Autocar : Quel avenir pour la « Loi Macron » sans l’appui du digital ?

Article paru le 20 juillet 2015 | Partager sur les réseaux sociaux

Classé dans : Transports

Au-delà de l’intérêt médiatique suscité par la « Loi Macron », nous pensons indispensable la mise en place de services innovants favorisant l’accompagnement du voyageur : calcul d’itinéraire multimodal, réservation simplifiée en ligne, accès à l’autocar simplifié avec l’e-billettique et les objets connectés, dispositif d’information mobile des voyageurs…

Un benchmark sera à effectuer sur les initiatives françaises et étrangères dans le secteur ferroviaire mais surtout aérien qui est en avance sur ce type d’innovations en plein essor.
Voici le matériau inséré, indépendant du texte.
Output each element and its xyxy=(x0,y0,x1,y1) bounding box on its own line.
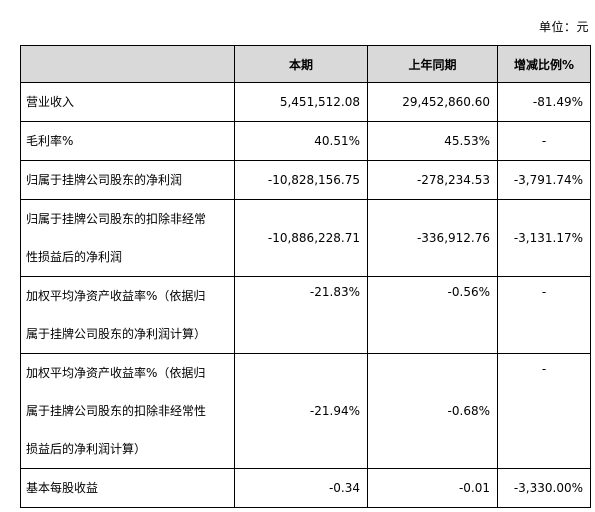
table-row: 归属于挂牌公司股东的扣除非经常 性损益后的净利润 -10,886,228.71 … xyxy=(20,199,591,277)
row-label: 加权平均净资产收益率%（依据归 属于挂牌公司股东的扣除非经常性 损益后的净利润计… xyxy=(20,353,235,469)
row-label-line: 基本每股收益 xyxy=(26,481,99,495)
cell-change: - xyxy=(497,353,591,469)
row-label-line: 属于挂牌公司股东的扣除非经常性 xyxy=(26,404,207,418)
cell-previous: -0.56% xyxy=(367,276,498,354)
cell-change: - xyxy=(497,121,591,161)
cell-current: -21.94% xyxy=(234,353,368,469)
cell-change: - xyxy=(497,276,591,354)
unit-label: 单位：元 xyxy=(538,20,589,34)
header-current-period: 本期 xyxy=(234,45,368,83)
row-label-line: 属于挂牌公司股东的净利润计算） xyxy=(26,327,207,341)
cell-change: -3,131.17% xyxy=(497,199,591,277)
row-label: 毛利率% xyxy=(20,121,235,161)
cell-previous: -336,912.76 xyxy=(367,199,498,277)
table-row: 毛利率% 40.51% 45.53% - xyxy=(20,121,591,161)
table-row: 归属于挂牌公司股东的净利润 -10,828,156.75 -278,234.53… xyxy=(20,160,591,200)
row-label-line: 加权平均净资产收益率%（依据归 xyxy=(26,366,206,380)
cell-current: -21.83% xyxy=(234,276,368,354)
table-row: 基本每股收益 -0.34 -0.01 -3,330.00% xyxy=(20,468,591,508)
row-label-line: 归属于挂牌公司股东的扣除非经常 xyxy=(26,212,207,226)
row-label-line: 毛利率% xyxy=(26,134,74,148)
cell-previous: -0.01 xyxy=(367,468,498,508)
table-header-row: 本期 上年同期 增减比例% xyxy=(20,45,591,83)
header-change-percent: 增减比例% xyxy=(497,45,591,83)
header-blank xyxy=(20,45,235,83)
row-label: 基本每股收益 xyxy=(20,468,235,508)
table-row: 加权平均净资产收益率%（依据归 属于挂牌公司股东的扣除非经常性 损益后的净利润计… xyxy=(20,353,591,469)
row-label-line: 损益后的净利润计算） xyxy=(26,442,147,456)
cell-current: -0.34 xyxy=(234,468,368,508)
row-label-line: 性损益后的净利润 xyxy=(26,250,123,264)
financial-summary-table: 本期 上年同期 增减比例% 营业收入 5,451,512.08 29,452,8… xyxy=(20,45,591,508)
row-label-line: 营业收入 xyxy=(26,95,75,109)
row-label: 归属于挂牌公司股东的扣除非经常 性损益后的净利润 xyxy=(20,199,235,277)
table-row: 加权平均净资产收益率%（依据归 属于挂牌公司股东的净利润计算） -21.83% … xyxy=(20,276,591,354)
table-row: 营业收入 5,451,512.08 29,452,860.60 -81.49% xyxy=(20,82,591,122)
cell-previous: -278,234.53 xyxy=(367,160,498,200)
cell-current: -10,828,156.75 xyxy=(234,160,368,200)
cell-previous: -0.68% xyxy=(367,353,498,469)
row-label: 加权平均净资产收益率%（依据归 属于挂牌公司股东的净利润计算） xyxy=(20,276,235,354)
cell-change: -3,330.00% xyxy=(497,468,591,508)
row-label: 营业收入 xyxy=(20,82,235,122)
cell-previous: 45.53% xyxy=(367,121,498,161)
row-label-line: 加权平均净资产收益率%（依据归 xyxy=(26,289,206,303)
cell-current: 5,451,512.08 xyxy=(234,82,368,122)
cell-current: 40.51% xyxy=(234,121,368,161)
row-label: 归属于挂牌公司股东的净利润 xyxy=(20,160,235,200)
cell-change: -81.49% xyxy=(497,82,591,122)
header-prior-period: 上年同期 xyxy=(367,45,498,83)
cell-change: -3,791.74% xyxy=(497,160,591,200)
cell-current: -10,886,228.71 xyxy=(234,199,368,277)
cell-previous: 29,452,860.60 xyxy=(367,82,498,122)
row-label-line: 归属于挂牌公司股东的净利润 xyxy=(26,173,183,187)
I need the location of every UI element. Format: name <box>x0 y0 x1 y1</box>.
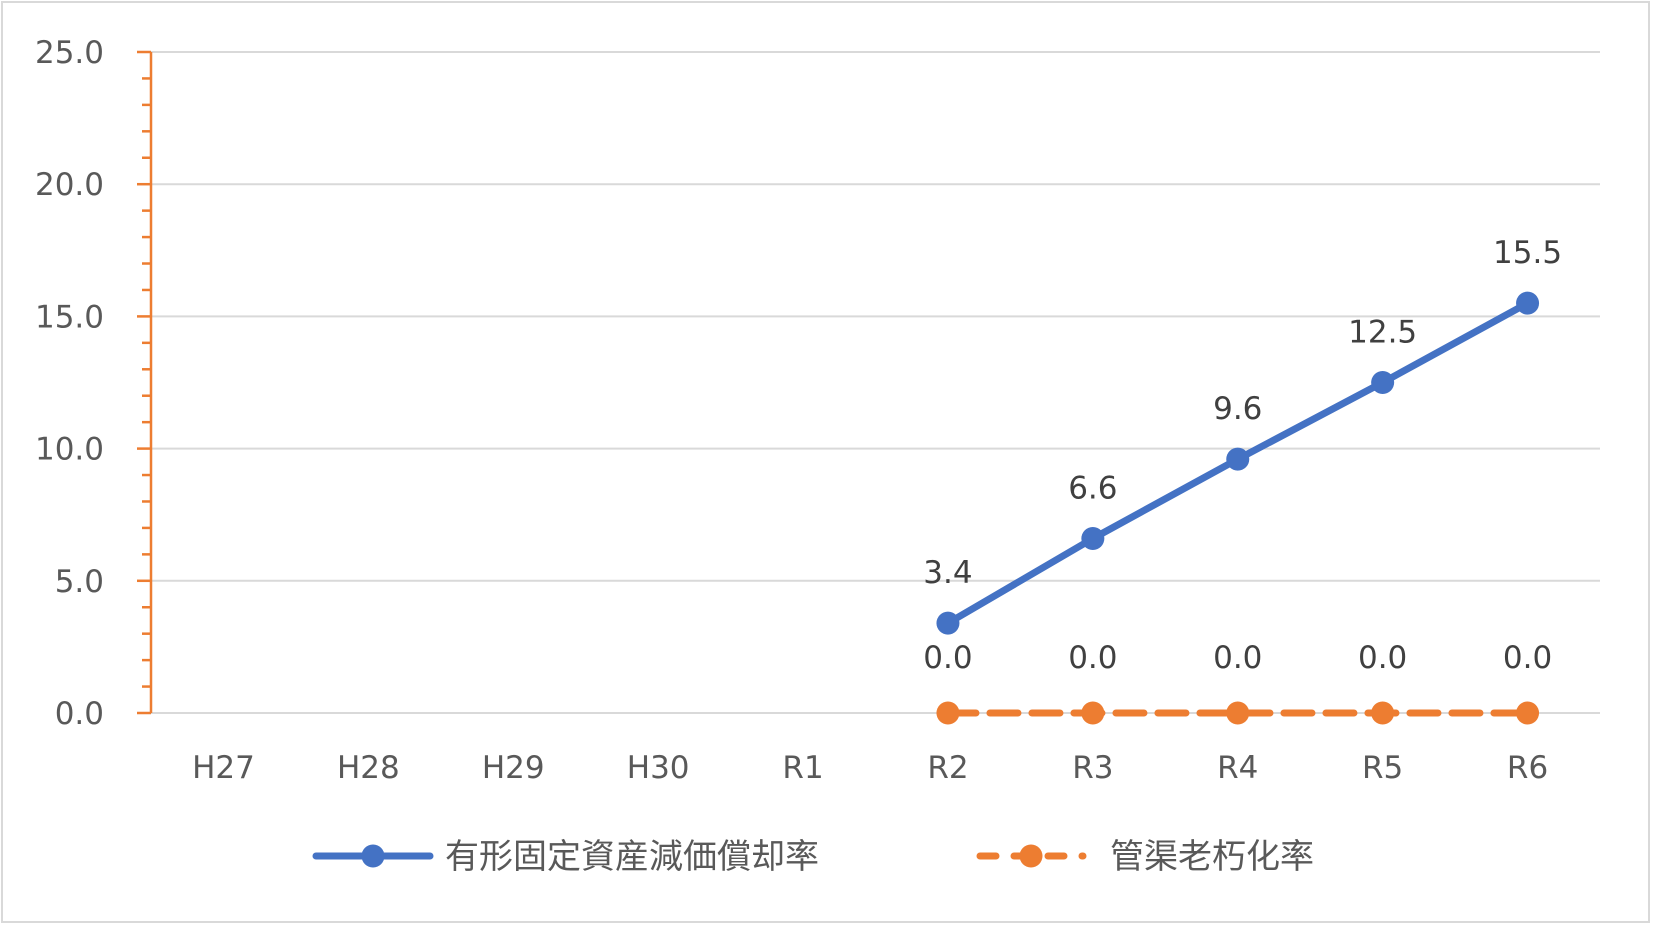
x-tick-label: R2 <box>927 750 968 786</box>
data-label: 15.5 <box>1493 235 1562 271</box>
legend: 有形固定資産減価償却率 管渠老朽化率 <box>312 837 1314 877</box>
legend-marker-icon <box>1019 844 1043 868</box>
y-tick-label: 20.0 <box>35 167 104 203</box>
y-tick-label: 15.0 <box>35 299 104 335</box>
legend-marker-icon <box>361 844 385 868</box>
x-tick-label: R6 <box>1507 750 1548 786</box>
data-point-marker[interactable] <box>936 611 960 635</box>
y-tick-label: 10.0 <box>35 432 104 468</box>
legend-item-depreciation-rate[interactable]: 有形固定資産減価償却率 <box>312 837 819 877</box>
x-tick-label: H28 <box>337 750 400 786</box>
x-tick-label: R1 <box>782 750 823 786</box>
data-point-marker[interactable] <box>1081 526 1105 550</box>
data-label: 0.0 <box>1503 640 1552 676</box>
data-point-marker[interactable] <box>1081 701 1105 725</box>
x-tick-label: R4 <box>1217 750 1258 786</box>
data-label: 3.4 <box>923 555 972 591</box>
series-group: 3.4 6.6 9.6 12.5 15.5 0.0 0.0 0.0 0.0 0.0 <box>923 235 1562 725</box>
data-point-marker[interactable] <box>1226 701 1250 725</box>
gridlines <box>151 51 1600 714</box>
x-tick-label: H30 <box>627 750 690 786</box>
data-point-marker[interactable] <box>1516 701 1540 725</box>
data-label: 0.0 <box>1358 640 1407 676</box>
data-label: 9.6 <box>1213 391 1262 427</box>
legend-item-pipe-aging-rate[interactable]: 管渠老朽化率 <box>976 837 1314 877</box>
y-tick-label: 25.0 <box>35 35 104 71</box>
data-label: 0.0 <box>1068 640 1117 676</box>
data-label: 12.5 <box>1348 315 1417 351</box>
data-point-marker[interactable] <box>1371 371 1395 394</box>
data-point-marker[interactable] <box>1226 447 1250 471</box>
legend-label: 管渠老朽化率 <box>1110 837 1314 877</box>
data-point-marker[interactable] <box>1371 701 1395 725</box>
series-pipe-aging-rate: 0.0 0.0 0.0 0.0 0.0 <box>923 640 1552 725</box>
y-tick-label: 0.0 <box>55 696 104 732</box>
data-point-marker[interactable] <box>1516 291 1540 315</box>
x-tick-label: H29 <box>482 750 545 786</box>
data-point-marker[interactable] <box>936 701 960 725</box>
x-axis: H27 H28 H29 H30 R1 R2 R3 R4 R5 R6 <box>192 750 1548 786</box>
x-tick-label: H27 <box>192 750 255 786</box>
data-label: 0.0 <box>923 640 972 676</box>
series-depreciation-rate: 3.4 6.6 9.6 12.5 15.5 <box>923 235 1562 635</box>
data-label: 0.0 <box>1213 640 1262 676</box>
data-label: 6.6 <box>1068 470 1117 506</box>
y-tick-label: 5.0 <box>55 564 104 600</box>
x-tick-label: R5 <box>1362 750 1403 786</box>
legend-label: 有形固定資産減価償却率 <box>445 837 819 877</box>
x-tick-label: R3 <box>1072 750 1113 786</box>
y-axis: 0.0 5.0 10.0 15.0 20.0 25.0 <box>35 35 153 732</box>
Cette analyse permettra d’identifier et d’évaluer les démarches porteuses d’un avantage concurrentiel.

En effet, les services digitaux permettent une meilleure relation au voyageur qui devra demain sélectionner les transports les plus adaptés à leurs besoins dans un cadre juridique simplifié.

Une relation client modernisée permettra d’amplifier l’avenir économique du secteur qui se voudrait déjà tout tracé puisque le gouvernement table à terme sur plus de 5 millions de passagers annuel à l’horizon 2017, pour un chiffre d’affaires de 600 millions d’euros.

Les démarches engagées par les acteurs

Développer le transport régional

La France se prépare à libéraliser les services routiers d’intérêt national. Ce projet de loi vise à libérer un secteur du transport français trop normé, profitant fortement au transport ferroviaire de voyageurs. Il était en effet interdit de proposer une offre de transport par autocar intra ou inter régional sauf par une autorisation complexe à recevoir.

Par exemple, il était nécessaire d’acheter un ticket pour Varsovie pour faire un Paris-Strasbourg en autocar.

Cette libéralisation permettra d’augmenter la mobilité de la population en désenclavant certains territoires et en réduisant les coûts de déplacement des usagers.

Selon un constat de l’ADLC (Autorité de la Concurrence), le prix d’un billet en autocar serait près de 2 fois moins cher que celui d’un billet TGV pour une distance similaire.
Cette réforme doit favoriser également la création de milliers d’emploi.. D’ailleurs, les acteurs du marché estiment que la libéralisation du secteur entrainera un manque à gagner de l’ordre de 400 millions d’euros pour le secteur ferroviaire.

Des acteurs en ordre de marche

La levée de ces barrières est une réelle opportunité pour les multiples acteurs du secteur comme Eurolines (Transdev) ou iDBUS (SNCF). Le marché est tellement convoité qu’aucun autocariste ne tente de communiquer trop tôt sur ses projets alors que tout est déjà mûrement réfléchi et préparé.

Au travers de sa filiale Eurolines, Transdev a lancé la marque Isilines courant juin. La compagnie prévoit de déployer d’ici l’automne une flotte de 300 autocars, ce qui représente un investissement de 90 millions d’euros. 17 lignes desservant une trentaine de villes entreront en service courant juillet. Trouver des gares routières pour assurer les dessertes constitue l’un des enjeux clés pour assurer le développement de l’offre.

De son côté, iDBUS lancera dès septembre 80 autocars supplémentaires sur les routes françaises pour assurer ses nouvelles liaisons nationales et a pour objectif de promouvoir son offre durant tout l’été.

Les compagnies étrangères ne sont pas absentes.

Le géant anglais Stagecoach (filiale de Megabus) a devancé la « Loi Macron » en obtenant une dérogation fin mars pour ouvrir une ligne Paris-Toulouse. Quant à l’allemand FlixBus, il a fait son entrée sur le marché français en mai dernier en proposant des lignes internationales telles que Paris-Bruxelles-Maastricht ou encore Paris-Anvers-Utrecht.

Enfin, pour comparer les offres de tous les acteurs, le site KelBillet lance sa petite sœur Kelbus.fr qui, sur le même principe, permettra de comparer les meilleures offres du marché.